Although rare, astronomical phenomena have been at the center of countless myths and speculation for centuries.
Even Richard Nolle, the astrologer who first coined the term in 1979, was part of this.
He claimed that supermoons could cause volcanic eruptions, worsen earthquakes and even influence the behavior of humans on Earth.
These theories have since been refuted by scientists, who often prefer to use the term “perigee syzygy” to describe the phenomenon.
This refers specifically to the full moon. that occurs when the center of the Moon is less than 223,000 miles (360,000 kilometers) from Earth.

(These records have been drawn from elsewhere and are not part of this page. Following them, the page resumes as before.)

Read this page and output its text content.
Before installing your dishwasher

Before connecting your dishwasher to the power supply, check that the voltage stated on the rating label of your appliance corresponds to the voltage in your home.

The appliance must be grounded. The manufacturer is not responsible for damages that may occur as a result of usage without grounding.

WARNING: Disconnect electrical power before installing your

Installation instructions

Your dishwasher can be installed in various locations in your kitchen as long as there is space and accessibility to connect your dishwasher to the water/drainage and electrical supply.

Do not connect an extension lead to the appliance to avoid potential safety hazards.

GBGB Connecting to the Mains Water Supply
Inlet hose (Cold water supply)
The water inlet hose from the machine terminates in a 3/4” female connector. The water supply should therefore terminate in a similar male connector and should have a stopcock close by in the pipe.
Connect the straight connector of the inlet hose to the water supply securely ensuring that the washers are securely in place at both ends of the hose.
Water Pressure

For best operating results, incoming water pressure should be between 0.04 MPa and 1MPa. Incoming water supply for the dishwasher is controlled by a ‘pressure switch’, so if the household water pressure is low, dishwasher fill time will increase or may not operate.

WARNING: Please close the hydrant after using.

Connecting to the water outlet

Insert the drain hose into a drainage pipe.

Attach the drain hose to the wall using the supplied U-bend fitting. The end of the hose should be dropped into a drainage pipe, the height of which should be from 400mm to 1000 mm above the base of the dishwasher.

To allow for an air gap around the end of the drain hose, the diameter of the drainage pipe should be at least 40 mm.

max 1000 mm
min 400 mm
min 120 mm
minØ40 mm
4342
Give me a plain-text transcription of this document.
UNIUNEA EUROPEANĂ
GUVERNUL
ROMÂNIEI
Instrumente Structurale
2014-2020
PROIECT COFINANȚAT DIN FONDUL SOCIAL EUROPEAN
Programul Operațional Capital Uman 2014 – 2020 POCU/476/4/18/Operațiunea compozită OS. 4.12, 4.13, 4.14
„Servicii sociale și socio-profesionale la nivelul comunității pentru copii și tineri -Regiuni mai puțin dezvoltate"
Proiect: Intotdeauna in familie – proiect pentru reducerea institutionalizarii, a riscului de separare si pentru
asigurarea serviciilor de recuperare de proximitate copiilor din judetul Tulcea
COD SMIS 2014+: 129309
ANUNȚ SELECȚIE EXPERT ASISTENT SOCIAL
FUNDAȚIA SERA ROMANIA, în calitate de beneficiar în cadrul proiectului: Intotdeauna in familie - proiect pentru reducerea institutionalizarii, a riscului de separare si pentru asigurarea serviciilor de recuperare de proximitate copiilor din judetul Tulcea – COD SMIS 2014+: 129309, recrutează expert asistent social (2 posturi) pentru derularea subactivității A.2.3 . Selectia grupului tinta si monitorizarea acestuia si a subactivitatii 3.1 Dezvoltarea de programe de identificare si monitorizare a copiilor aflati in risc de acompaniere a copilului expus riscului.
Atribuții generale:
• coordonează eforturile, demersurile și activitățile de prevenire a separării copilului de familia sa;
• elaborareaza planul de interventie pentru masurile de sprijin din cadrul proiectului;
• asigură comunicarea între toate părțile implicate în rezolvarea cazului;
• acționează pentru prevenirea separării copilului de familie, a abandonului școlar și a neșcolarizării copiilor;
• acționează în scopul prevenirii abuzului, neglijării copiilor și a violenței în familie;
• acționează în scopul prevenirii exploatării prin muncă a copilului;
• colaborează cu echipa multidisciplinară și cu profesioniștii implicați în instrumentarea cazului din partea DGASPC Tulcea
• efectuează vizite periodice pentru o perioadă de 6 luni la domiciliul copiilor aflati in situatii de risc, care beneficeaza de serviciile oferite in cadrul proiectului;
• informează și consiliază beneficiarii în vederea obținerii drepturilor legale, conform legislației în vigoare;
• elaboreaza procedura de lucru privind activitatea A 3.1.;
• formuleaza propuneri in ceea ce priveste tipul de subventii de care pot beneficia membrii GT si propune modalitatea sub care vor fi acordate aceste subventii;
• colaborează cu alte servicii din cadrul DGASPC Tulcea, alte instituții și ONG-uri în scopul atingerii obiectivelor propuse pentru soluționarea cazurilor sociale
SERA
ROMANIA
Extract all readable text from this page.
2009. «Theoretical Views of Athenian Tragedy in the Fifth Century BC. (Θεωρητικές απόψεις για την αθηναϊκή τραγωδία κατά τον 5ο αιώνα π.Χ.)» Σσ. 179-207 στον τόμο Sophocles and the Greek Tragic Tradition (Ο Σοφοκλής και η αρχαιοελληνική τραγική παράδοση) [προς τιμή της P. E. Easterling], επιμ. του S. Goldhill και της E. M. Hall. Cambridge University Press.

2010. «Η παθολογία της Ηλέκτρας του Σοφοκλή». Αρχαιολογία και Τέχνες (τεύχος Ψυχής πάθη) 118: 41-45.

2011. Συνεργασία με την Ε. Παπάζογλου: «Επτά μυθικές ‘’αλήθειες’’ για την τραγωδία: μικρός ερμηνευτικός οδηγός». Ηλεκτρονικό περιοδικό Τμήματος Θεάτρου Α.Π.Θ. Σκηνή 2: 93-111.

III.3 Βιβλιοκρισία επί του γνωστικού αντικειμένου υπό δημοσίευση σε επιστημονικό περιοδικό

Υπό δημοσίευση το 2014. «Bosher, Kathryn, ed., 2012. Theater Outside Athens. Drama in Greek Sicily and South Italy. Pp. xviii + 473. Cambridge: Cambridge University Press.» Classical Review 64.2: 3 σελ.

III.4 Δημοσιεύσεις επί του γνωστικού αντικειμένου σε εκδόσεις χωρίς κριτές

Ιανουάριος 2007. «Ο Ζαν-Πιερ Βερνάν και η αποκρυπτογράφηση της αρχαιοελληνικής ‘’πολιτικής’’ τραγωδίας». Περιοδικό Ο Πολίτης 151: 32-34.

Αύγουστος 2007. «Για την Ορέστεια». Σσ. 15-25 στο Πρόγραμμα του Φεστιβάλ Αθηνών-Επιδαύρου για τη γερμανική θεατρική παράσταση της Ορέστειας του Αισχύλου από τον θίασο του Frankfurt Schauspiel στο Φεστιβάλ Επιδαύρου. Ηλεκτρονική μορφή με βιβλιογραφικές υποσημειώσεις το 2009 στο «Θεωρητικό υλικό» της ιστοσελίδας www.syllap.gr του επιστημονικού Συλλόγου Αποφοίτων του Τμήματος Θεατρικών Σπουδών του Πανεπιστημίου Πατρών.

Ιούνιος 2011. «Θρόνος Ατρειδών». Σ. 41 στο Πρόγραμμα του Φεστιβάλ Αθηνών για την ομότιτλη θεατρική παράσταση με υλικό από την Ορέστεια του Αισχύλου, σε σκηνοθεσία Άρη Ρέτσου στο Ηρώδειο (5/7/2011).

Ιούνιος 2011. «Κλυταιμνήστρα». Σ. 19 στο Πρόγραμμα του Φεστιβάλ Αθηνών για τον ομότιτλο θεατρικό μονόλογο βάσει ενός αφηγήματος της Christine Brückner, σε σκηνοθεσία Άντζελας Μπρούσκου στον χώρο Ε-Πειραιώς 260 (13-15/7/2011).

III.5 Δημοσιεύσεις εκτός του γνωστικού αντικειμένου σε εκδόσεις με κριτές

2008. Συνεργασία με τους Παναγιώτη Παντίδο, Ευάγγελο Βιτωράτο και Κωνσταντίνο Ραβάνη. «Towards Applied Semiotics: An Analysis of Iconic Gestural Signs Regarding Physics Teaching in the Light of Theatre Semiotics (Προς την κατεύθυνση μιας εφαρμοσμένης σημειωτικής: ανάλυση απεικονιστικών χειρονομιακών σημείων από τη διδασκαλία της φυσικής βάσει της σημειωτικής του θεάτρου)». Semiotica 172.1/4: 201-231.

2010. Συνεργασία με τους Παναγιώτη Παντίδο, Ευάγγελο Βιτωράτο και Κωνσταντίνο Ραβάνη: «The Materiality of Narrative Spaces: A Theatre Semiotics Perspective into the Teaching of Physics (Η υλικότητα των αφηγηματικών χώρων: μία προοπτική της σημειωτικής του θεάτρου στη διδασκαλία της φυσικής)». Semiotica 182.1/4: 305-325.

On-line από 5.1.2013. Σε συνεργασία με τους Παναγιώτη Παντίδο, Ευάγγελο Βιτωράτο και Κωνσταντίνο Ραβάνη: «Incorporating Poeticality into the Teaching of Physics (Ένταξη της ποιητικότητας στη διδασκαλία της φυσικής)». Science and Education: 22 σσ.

“The term itself has no scientific value: astronomers prefer to call it a perigee full moon, but certainly ‘supermoon’ is a much more charming name,” astrophysicist Gianluca Masi previously explained.
A plane passes in front of the Harvest supermoon as it lands at Heathrow Airport, London, last night
The Harvet Moon over Macquarie Lighthouse in Sydney last night
A full moon known as the Blue Moon rises behind the Temple of Poseidon, at Cape Sounion, near Athens, Greece, on August 30, 2023.
A supermoon occurs when the full moon almost coincides with its perigee, the point in the Moon’s orbit at which it is closest to Earth.
Tonight’s event is the last in a rare series of four supermoons in 2023, including two in July.
The name of this month’s Harvest Moon, or Corn, is believed to date back to farming communities that typically harvested their crops at the end of summer.
Fortunately, tonight’s supermoon will be large and bright enough to see clearly with the naked eye from anywhere in the country.
Although this largely depends on the weather, it is recommended to stay away from cloudy areas with a lot of light pollution.
Binoculars can also come in handy if you want to get a close-up glimpse of the lunar surface.
TIPS FOR SEEING A SUPERMOON
Rise high! The higher up you are, the better your chances of having a clear sky to see the stars, plus you’ll be able to see all the way to the horizon to see the moon rise!
Turn off the lights For stargazers from the comfort of their homes, turning off lights indoors can improve visibility of the night sky.
Choosing a night with clear skies suggests choosing a night when clear skies are expected for the best chances of seeing the stars.
Investigate what you’re seeing Enhance your stargazing experience and download Star Chart for free on AR-enabled Apple or Android devices.